Conformément aux recommandations du rapport Letta et au-delà de l’urgente simplification qu’il rend possible, le Code européen de droit des affaires permettra de développer de nouveaux instruments contractuels répondant aux besoins concrets des entreprises pour leur épanouissement à l’échelle du marché européen :
- besoin d’une structure adaptée par une Société Européenne Simplifiée (SES) ;
- besoin de financement par un prêt européen, des sûretés européennes (euro-cautionnement, euro-gage…) ou encore par la souscription d’obligations européennes ;
- besoin de couverture par une assurance européenne ;
- besoin de stimulation de l’innovation à travers la création d’un régime fiscal européen « Jeunes Entreprises Innovantes Européennes » ; etc.
Un droit des affaires unifié et codifié est du reste un vecteur de compétitivité et d’attractivité dont témoignent de nombreux exemples étrangers. Aux Etats-Unis, l’Uniform Commercial Code (UCC) a facilité la constitution d’un immense marché tandis qu’en Afrique l’Organisation pour l’Harmonisation du droit des Affaires (OHADA) est unanimement reconnue comme un levier de croissance des échanges et des investissements.
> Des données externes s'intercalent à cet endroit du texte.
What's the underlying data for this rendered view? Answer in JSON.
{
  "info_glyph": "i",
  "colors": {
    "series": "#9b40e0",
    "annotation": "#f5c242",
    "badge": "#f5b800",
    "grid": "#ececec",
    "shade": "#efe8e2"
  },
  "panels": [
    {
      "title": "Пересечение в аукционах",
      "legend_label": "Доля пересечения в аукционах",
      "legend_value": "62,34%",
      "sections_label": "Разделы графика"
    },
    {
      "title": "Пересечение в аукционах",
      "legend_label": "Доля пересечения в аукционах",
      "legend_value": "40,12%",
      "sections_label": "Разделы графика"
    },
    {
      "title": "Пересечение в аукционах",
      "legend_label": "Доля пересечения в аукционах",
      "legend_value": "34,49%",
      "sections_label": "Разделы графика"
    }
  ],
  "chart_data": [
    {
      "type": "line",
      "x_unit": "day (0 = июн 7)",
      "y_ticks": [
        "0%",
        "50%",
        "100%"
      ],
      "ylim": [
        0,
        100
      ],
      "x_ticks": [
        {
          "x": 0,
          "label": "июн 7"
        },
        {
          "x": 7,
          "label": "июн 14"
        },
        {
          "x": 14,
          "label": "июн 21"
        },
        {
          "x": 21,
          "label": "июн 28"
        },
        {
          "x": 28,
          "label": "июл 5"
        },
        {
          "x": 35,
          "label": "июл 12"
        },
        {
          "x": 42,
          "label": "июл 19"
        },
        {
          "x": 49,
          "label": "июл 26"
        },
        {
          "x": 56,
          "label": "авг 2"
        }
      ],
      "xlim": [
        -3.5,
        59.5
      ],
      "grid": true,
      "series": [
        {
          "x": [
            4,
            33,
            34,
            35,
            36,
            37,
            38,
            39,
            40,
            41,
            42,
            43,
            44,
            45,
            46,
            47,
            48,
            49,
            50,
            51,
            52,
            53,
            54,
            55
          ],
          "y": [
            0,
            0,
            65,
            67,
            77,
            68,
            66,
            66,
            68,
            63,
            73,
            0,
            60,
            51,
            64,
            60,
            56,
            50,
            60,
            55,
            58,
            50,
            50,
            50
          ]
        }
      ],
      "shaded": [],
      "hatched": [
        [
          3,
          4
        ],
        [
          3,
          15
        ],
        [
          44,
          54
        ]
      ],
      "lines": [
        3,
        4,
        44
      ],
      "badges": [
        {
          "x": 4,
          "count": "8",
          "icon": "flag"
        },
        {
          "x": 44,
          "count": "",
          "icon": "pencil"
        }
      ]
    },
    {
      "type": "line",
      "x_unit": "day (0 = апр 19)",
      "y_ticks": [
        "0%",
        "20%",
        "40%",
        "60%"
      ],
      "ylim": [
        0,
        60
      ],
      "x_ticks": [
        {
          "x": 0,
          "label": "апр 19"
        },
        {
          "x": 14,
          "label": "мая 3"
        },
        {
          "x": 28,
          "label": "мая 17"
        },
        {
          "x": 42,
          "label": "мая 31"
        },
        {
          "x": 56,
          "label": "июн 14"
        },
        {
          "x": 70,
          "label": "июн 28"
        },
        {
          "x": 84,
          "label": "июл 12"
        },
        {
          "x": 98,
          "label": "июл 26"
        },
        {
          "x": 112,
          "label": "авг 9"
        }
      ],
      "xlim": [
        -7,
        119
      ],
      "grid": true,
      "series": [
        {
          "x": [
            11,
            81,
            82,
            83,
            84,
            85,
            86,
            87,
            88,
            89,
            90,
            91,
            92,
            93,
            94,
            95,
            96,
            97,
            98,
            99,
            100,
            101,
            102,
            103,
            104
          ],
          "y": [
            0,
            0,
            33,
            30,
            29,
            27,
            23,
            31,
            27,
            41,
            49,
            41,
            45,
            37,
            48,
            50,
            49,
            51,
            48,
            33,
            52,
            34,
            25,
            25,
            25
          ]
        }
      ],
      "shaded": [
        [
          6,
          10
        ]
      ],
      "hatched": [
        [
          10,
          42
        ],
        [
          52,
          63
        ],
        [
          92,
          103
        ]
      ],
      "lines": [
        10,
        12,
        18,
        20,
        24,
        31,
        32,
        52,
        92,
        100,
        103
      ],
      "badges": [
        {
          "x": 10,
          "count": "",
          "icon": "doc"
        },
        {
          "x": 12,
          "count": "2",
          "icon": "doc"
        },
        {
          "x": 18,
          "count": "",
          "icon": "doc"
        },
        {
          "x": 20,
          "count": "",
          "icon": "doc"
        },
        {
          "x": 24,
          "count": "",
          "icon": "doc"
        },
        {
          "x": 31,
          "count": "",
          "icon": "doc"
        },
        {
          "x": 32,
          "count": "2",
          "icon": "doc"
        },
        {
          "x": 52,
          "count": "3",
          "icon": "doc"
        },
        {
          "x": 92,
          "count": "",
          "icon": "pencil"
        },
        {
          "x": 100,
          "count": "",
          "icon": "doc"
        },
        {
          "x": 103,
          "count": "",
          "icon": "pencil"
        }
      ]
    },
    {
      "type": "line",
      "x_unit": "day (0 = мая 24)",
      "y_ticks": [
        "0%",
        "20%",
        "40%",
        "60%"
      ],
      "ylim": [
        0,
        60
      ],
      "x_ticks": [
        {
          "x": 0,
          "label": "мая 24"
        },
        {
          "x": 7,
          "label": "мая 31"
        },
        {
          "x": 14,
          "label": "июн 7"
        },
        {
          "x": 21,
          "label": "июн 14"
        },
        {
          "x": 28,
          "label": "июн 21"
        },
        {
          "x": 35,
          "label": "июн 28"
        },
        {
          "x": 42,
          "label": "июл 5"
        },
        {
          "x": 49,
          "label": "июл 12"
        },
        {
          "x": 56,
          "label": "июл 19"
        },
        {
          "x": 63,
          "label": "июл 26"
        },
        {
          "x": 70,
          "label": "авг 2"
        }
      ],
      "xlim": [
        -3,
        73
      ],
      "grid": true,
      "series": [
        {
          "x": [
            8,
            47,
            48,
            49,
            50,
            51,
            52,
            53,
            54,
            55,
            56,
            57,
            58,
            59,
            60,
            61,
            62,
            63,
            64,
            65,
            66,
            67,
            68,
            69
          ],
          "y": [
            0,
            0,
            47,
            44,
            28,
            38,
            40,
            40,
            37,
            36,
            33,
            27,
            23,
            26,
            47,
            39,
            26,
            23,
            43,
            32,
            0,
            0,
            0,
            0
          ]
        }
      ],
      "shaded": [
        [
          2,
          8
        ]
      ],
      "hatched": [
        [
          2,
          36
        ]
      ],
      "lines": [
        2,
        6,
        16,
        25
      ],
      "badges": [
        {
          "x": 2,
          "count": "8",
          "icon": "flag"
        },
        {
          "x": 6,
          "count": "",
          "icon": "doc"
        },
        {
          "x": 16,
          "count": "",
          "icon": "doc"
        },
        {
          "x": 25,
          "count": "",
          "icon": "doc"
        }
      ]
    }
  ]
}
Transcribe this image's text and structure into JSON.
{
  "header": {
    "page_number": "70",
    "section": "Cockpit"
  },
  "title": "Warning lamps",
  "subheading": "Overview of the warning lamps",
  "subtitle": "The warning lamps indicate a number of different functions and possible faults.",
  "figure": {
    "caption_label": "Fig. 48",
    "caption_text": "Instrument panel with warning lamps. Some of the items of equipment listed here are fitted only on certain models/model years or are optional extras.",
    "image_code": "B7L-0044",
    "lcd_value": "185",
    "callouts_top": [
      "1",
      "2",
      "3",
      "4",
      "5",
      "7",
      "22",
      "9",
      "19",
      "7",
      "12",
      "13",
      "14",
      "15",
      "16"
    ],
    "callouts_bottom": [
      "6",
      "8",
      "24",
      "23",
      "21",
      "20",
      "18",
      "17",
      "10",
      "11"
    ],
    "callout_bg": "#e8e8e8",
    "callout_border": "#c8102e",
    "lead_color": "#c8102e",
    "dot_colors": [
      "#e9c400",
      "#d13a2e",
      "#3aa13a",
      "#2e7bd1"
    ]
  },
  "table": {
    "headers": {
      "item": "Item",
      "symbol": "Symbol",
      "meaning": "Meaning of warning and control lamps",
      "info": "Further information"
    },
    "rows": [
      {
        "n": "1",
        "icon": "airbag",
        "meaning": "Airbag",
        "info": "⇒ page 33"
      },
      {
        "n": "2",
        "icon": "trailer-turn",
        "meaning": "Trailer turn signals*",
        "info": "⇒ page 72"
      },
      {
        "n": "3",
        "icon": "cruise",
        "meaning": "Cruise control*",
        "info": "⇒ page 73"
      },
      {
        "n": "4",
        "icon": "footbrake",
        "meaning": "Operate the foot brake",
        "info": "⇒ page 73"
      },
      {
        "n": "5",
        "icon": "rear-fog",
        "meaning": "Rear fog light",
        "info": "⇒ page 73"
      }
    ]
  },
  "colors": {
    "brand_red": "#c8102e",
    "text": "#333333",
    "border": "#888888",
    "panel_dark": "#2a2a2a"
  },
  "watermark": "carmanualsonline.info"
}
La réalisation d’un code européen de droit des affaires proposée par Enrico Letta dans son rapport permettra l’avènement de projets qui sont à la peine depuis des années, comme l’achèvement de l’union des marchés de capitaux (Enrico Letta parle d’une union financière, union de l’épargne et des investissements). Pour être essentielle au financement des économies européennes et de la transition énergétique, dans un contexte de crise climatique, et éviter la fuite des capitaux vers une économie américaine plus porteuse, cette union financière restera un vœu pieu tant que les législations commerciales resteront fragmentées et cloisonnées comme elles le sont aujourd’hui en Europe dans des domaines clés pour sa réalisation.
Il s’agit maintenant de faire du marché intérieur l’horizon naturel du développement de nos entreprises. Le cri d’alarme et l’appel au sursaut d’Enrico Letta aujourd’hui, de Mario Draghi demain, sont les bienvenus. L’objectif du Président de l’Institut Jacques Delors est de veiller à ce que ses propositions, certes ambitieuses, mais surtout faisables, ne se perdent pas dans les sables.